Já foram mencionados muitos aspectos. Não vou me repetir, apenas retomar alguns. A ética como ramo da filosofia, que ajuda a refletir sobre a ação humana, o modo de viver, e diferente da moral, da obediência a costumes socioculturais! A ética também pode ser pensada em suas ramificações. Temos a bioética. Em Freud, há uma polifonia sobre o que se relaciona com a ética. O discurso ético é polifônico. Não há algo linear. Podemos pensar no superego, no conflito neurótico, na relação entre o pulsional e a cultura, a civilização [...]. Podemos levar em conta os textos sociais e técnicos de Freud [...].
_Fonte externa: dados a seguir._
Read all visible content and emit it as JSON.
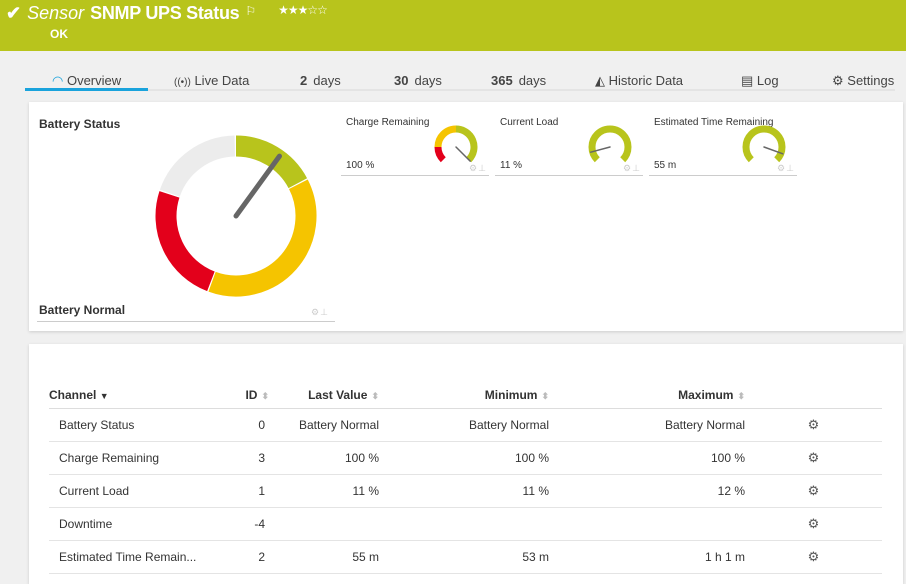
{
  "header": {
    "prefix": "Sensor",
    "title": "SNMP UPS Status",
    "stars": "★★★☆☆",
    "status": "OK",
    "color": "#b8c41c"
  },
  "tabs": [
    {
      "icon": "gauge-icon",
      "label": "Overview"
    },
    {
      "icon": "live-icon",
      "label": "Live Data"
    },
    {
      "num": "2",
      "label": "days"
    },
    {
      "num": "30",
      "label": "days"
    },
    {
      "num": "365",
      "label": "days"
    },
    {
      "icon": "chart-icon",
      "label": "Historic Data"
    },
    {
      "icon": "log-icon",
      "label": "Log"
    },
    {
      "icon": "gear-icon",
      "label": "Settings"
    }
  ],
  "main_gauge": {
    "title": "Battery Status",
    "value": "Battery Normal",
    "needle_deg": 36
  },
  "mini_gauges": [
    {
      "title": "Charge Remaining",
      "value": "100 %",
      "needle_deg": 135,
      "segments": [
        [
          "#e3001b",
          -135,
          -90
        ],
        [
          "#f5c400",
          -90,
          0
        ],
        [
          "#b8c41c",
          0,
          135
        ]
      ]
    },
    {
      "title": "Current Load",
      "value": "11 %",
      "needle_deg": -105,
      "segments": [
        [
          "#b8c41c",
          -135,
          135
        ]
      ]
    },
    {
      "title": "Estimated Time Remaining",
      "value": "55 m",
      "needle_deg": 110,
      "segments": [
        [
          "#b8c41c",
          -135,
          135
        ]
      ]
    }
  ],
  "table": {
    "headers": [
      "Channel",
      "ID",
      "Last Value",
      "Minimum",
      "Maximum"
    ],
    "rows": [
      [
        "Battery Status",
        "0",
        "Battery Normal",
        "Battery Normal",
        "Battery Normal"
      ],
      [
        "Charge Remaining",
        "3",
        "100 %",
        "100 %",
        "100 %"
      ],
      [
        "Current Load",
        "1",
        "11 %",
        "11 %",
        "12 %"
      ],
      [
        "Downtime",
        "-4",
        "",
        "",
        ""
      ],
      [
        "Estimated Time Remain...",
        "2",
        "55 m",
        "53 m",
        "1 h 1 m"
      ]
    ]
  }
}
Podemos, a partir do artigo de Di Matteo (2006) na revista Estudos de Psicanálise, pensar em moral e ética em psicanálise, passando por vários textos freudianos e o amor que Freud coloca [...]. E, com base em muitos autores, essa relação do sujeito com a cultura, essa ética do desejo tão falada, que não é o desejo do psicanalista. O desejo do psicanalista precisa silenciar para o analisando encontrar-se como sujeito desejante. Podemos passar por Lacan. Também a questão da falta [...].
Podemos levar em conta vários autores. Em Sergipe, Déborah Pimentel estuda a ética voltada para a saúde dos médicos [...] inclusive valores e princípios na relação dos profissionais com os pacientes. Podemos também pensar em vários outros aspectos neste discurso polifônico e polissêmico da ética.
Como o “falo” circula - e estamos “falando” de círculos de psicanálise - caminharei pela po...ética, pois, na poesia, existem muitas possibilidades de sobrevivência, potencialidades fecundas de reinvenção de sujeitos, das linguagens, da psicanálise e do mundo com as múltiplas reflexões éticas na diversidade dos caminhos do ser psicanalista.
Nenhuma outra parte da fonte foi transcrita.